The video teachings, emails and one-to-one sessions will be a lynch-pin on your 90 day alcohol-free journey. My strategy and expertise will give you the skills, habits and tools you need to live your best life.
First things first - what’s the investment?
I am an upfront kind of girl so I want you to know that my 90 day programme is only a third of what my yearly average spend was on alcohol. I was shelling out a MINIMUM of £15 a day on beer and wine, that's over £450 per month, racking up £6,000 over the year! The investment you will be making in your health & wellbeing will give you 24/7 support & access to ALL my services.
How do I find out more?
Fill in your contact details on the "contact" page and I will schedule an informal chat to discuss your needs and see if my programme is suitable for you. I do not work with anyone who has a physical dependence on alcohol.
How do I enrol?
If we agree that the programme is right for you, I will send you a written proposal while on the call outlining the content of the programme and investment required.
How do I pay?
Payment is taken via PayPal, or bank transfer.
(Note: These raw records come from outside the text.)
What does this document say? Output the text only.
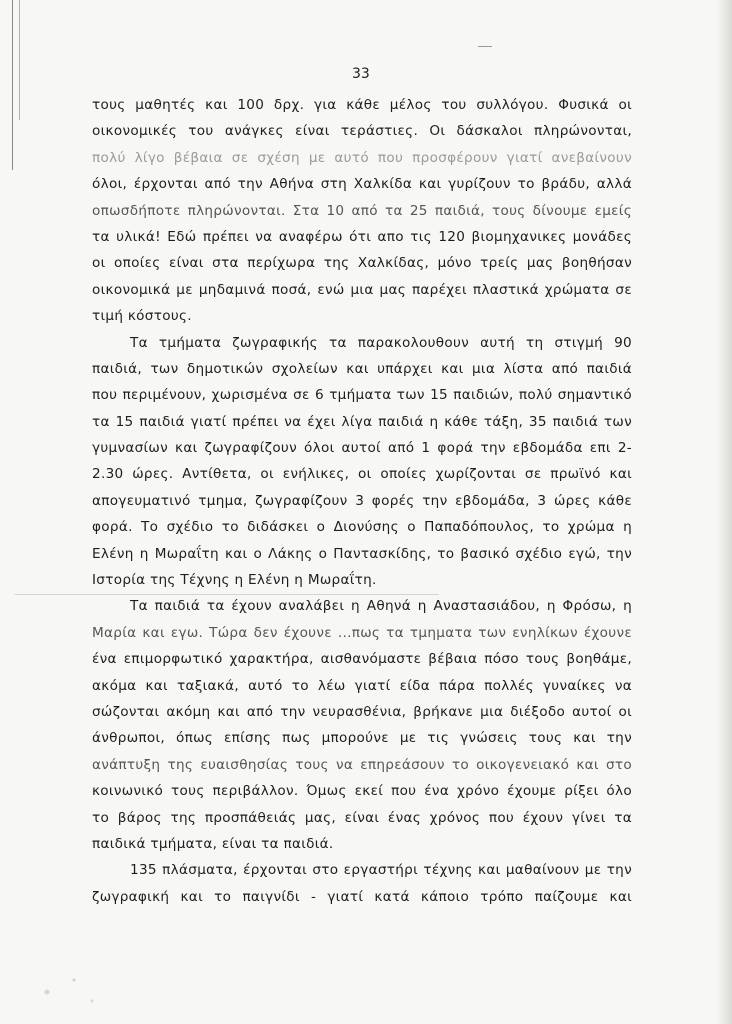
33
τους μαθητές και 100 δρχ. για κάθε μέλος του συλλόγου. Φυσικά οι
οικονομικές του ανάγκες είναι τεράστιες. Οι δάσκαλοι πληρώνονται,
πολύ λίγο βέβαια σε σχέση με αυτό που προσφέρουν γιατί ανεβαίνουν
όλοι, έρχονται από την Αθήνα στη Χαλκίδα και γυρίζουν το βράδυ, αλλά
οπωσδήποτε πληρώνονται. Στα 10 από τα 25 παιδιά, τους δίνουμε εμείς
τα υλικά! Εδώ πρέπει να αναφέρω ότι απο τις 120 βιομηχανικες μονάδες
οι οποίες είναι στα περίχωρα της Χαλκίδας, μόνο τρείς μας βοηθήσαν
οικονομικά με μηδαμινά ποσά, ενώ μια μας παρέχει πλαστικά χρώματα σε
τιμή κόστους.
Τα τμήματα ζωγραφικής τα παρακολουθουν αυτή τη στιγμή 90
παιδιά, των δημοτικών σχολείων και υπάρχει και μια λίστα από παιδιά
που περιμένουν, χωρισμένα σε 6 τμήματα των 15 παιδιών, πολύ σημαντικό
τα 15 παιδιά γιατί πρέπει να έχει λίγα παιδιά η κάθε τάξη, 35 παιδιά των
γυμνασίων και ζωγραφίζουν όλοι αυτοί από 1 φορά την εβδομάδα επι 2-
2.30 ώρες. Αντίθετα, οι ενήλικες, οι οποίες χωρίζονται σε πρωϊνό και
απογευματινό τμημα, ζωγραφίζουν 3 φορές την εβδομάδα, 3 ώρες κάθε
φορά. Το σχέδιο το διδάσκει ο Διονύσης ο Παπαδόπουλος, το χρώμα η
Ελένη η Μωραΐτη και ο Λάκης ο Παντασκίδης, το βασικό σχέδιο εγώ, την
Ιστορία της Τέχνης η Ελένη η Μωραΐτη.
Τα παιδιά τα έχουν αναλάβει η Αθηνά η Αναστασιάδου, η Φρόσω, η
Μαρία και εγω. Τώρα δεν έχουνε ...πως τα τμηματα των ενηλίκων έχουνε
ένα επιμορφωτικό χαρακτήρα, αισθανόμαστε βέβαια πόσο τους βοηθάμε,
ακόμα και ταξιακά, αυτό το λέω γιατί είδα πάρα πολλές γυναίκες να
σώζονται ακόμη και από την νευρασθένια, βρήκανε μια διέξοδο αυτοί οι
άνθρωποι, όπως επίσης πως μπορούνε με τις γνώσεις τους και την
ανάπτυξη της ευαισθησίας τους να επηρεάσουν το οικογενειακό και στο
κοινωνικό τους περιβάλλον. Όμως εκεί που ένα χρόνο έχουμε ρίξει όλο
το βάρος της προσπάθειάς μας, είναι ένας χρόνος που έχουν γίνει τα
παιδικά τμήματα, είναι τα παιδιά.
135 πλάσματα, έρχονται στο εργαστήρι τέχνης και μαθαίνουν με την
ζωγραφική και το παιγνίδι - γιατί κατά κάποιο τρόπο παίζουμε και
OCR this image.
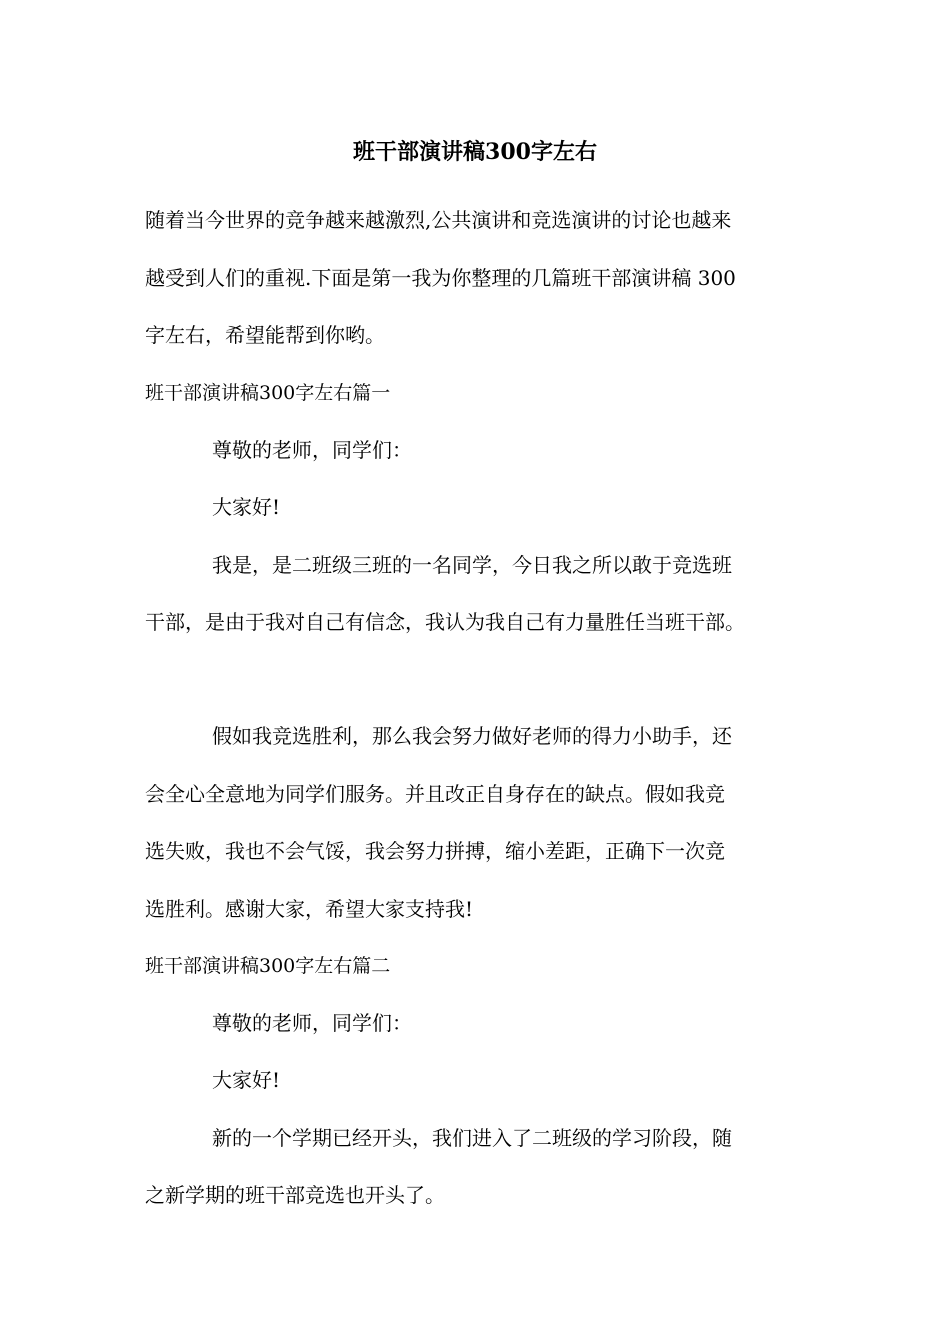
班干部演讲稿300字左右

随着当今世界的竞争越来越激烈,公共演讲和竞选演讲的讨论也越来

越受到人们的重视.下面是第一我为你整理的几篇班干部演讲稿 300

字左右，希望能帮到你哟。

班干部演讲稿300字左右篇一

尊敬的老师，同学们：

大家好!

我是，是二班级三班的一名同学，今日我之所以敢于竞选班

干部，是由于我对自己有信念，我认为我自己有力量胜任当班干部。

假如我竞选胜利，那么我会努力做好老师的得力小助手，还

会全心全意地为同学们服务。并且改正自身存在的缺点。假如我竞

选失败，我也不会气馁，我会努力拼搏，缩小差距，正确下一次竞

选胜利。感谢大家，希望大家支持我!

班干部演讲稿300字左右篇二

尊敬的老师，同学们：

大家好!

新的一个学期已经开头，我们进入了二班级的学习阶段，随

之新学期的班干部竞选也开头了。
A payment plan can be arranged.
How soon can I start?
Once you have secured your place, we will schedule a one to one 90 minute "Deep Dive" meeting to discuss your plan and agree a start date.
Is there a refund policy?
Yes, you will need to inform me within the first 30 days of starting the programme if you do not wish to continue.
What happens to my personal data?
Your personal information is kept to a minimum. With your consent, I will record and securely store your personal information (name, address, mobile number & email). Consent to keep your personal information can be withdrawn at anytime by contacting me directly. Your personal information will not be shared with anyone else unless I need to comply with a legal or regulatory body.
How can I access the course if I am not on social media?
Please contact me to discuss other options.
What happens after I finish the programme?
There will be the opportunity to join my subscription service, where I will provide ongoing support. You can cancel at anytime.